Acı ve Zafer Filmi Konusu
Salvador Mallo (Antonio Banderas) uzun yıllardır film çekmeyen, neredeyse bir münzevi hayatı süren, hastalıklarıyla boğuşan bir yönetmendir. Bir film söyleşisi için eskiden beraber çalıştığı ve bir süredir dargın olduğu dostu Alberto Crespo (Asier Etxeandia) ile bir araya gelmek durumunda kalır. Bu zorunlu buluşma dalgalı bir arkadaşlık ilişkisinin başlangıcı olsa da hem Salva’yı çocukluğuna götürecek hem de her ikisine de yeni kapılar açacaktır. Filmin sonunda yönetmenin izleyicilere bir sürpriz yaptığını da söylemeden geçemeyeceğim.
Filmde; Salvador’un çocukluğunun geçtiği 60’lı yıllar, annesi ile Valencia’ya göç edişleri, Madrid’de yaşadığı ilk aşk, yolunu sinemadan yana çizmesi kimi zaman geriye dönüşlerle izleyiciye verilirken kimi zaman da Salvador’un şimdiki yaşamında bıraktığı izler yoluyla anlatılıyor. Salvador bugününe etki eden tercihleri, anıları, zorunlulukları ile yüzleşirken hissettiği duygular, yaşadığı iniş çıkışlar abartılmadan, tam kararında anlatılmış. Almodovar’ın şahane renk skalası ile bu duru akış birleşince, bazı sahneler usta bir sanatçının fırçasından çıkmış tablolara dönüşmüş âdeta.
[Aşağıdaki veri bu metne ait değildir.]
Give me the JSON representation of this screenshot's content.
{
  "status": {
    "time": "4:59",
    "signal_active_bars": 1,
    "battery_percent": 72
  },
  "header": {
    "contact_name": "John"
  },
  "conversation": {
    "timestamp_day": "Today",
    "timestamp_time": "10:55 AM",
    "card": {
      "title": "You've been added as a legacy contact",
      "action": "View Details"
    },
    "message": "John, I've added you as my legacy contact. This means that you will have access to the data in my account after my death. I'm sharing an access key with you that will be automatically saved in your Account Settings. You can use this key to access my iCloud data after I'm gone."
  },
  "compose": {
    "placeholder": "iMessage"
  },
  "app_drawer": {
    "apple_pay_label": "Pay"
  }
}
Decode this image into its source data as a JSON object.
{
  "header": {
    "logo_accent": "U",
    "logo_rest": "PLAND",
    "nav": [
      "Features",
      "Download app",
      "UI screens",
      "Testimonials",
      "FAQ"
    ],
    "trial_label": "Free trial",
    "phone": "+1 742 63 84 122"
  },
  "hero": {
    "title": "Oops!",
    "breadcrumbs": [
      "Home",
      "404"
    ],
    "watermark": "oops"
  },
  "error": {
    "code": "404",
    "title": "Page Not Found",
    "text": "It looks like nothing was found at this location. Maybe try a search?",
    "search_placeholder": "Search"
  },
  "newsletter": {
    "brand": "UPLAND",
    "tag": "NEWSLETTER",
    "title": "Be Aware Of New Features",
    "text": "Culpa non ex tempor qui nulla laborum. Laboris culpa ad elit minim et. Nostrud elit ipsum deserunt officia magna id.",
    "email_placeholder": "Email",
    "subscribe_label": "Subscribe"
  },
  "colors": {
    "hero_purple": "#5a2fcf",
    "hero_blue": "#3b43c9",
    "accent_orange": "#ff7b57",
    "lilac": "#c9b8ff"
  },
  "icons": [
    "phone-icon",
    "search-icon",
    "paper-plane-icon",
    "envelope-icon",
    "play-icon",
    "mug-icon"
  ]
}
Acı ve Zafer Filmi Son Söz
Hani bir arkadaşınızla bir araya gelirsiniz de o size unutamadıklarını, boğazındaki düğümleri, ağrılarını, çocukluğunun köşe başlarını, yüreğine yer eden eski aşklarını anlatır ya; hani siz de dinlerken kimi zaman onun adına duygulanır, kimi zaman onun hikâyesi üzerinden kendinizle hesaplaşırsınız ya, işte öyle bir film “Acı ve Zafer”. Siz de bu hikâyeye ortak olmak isterseniz, film şimdi Netflix’te, gösterimde. Sıcaklığı ve samimiyeti ile ruhunuza, renkleri ve sanat eserlerini andıran sahneleri ile gözlerinize hitap edeceğinin garantisini verebilirim. Keyifli seyirler…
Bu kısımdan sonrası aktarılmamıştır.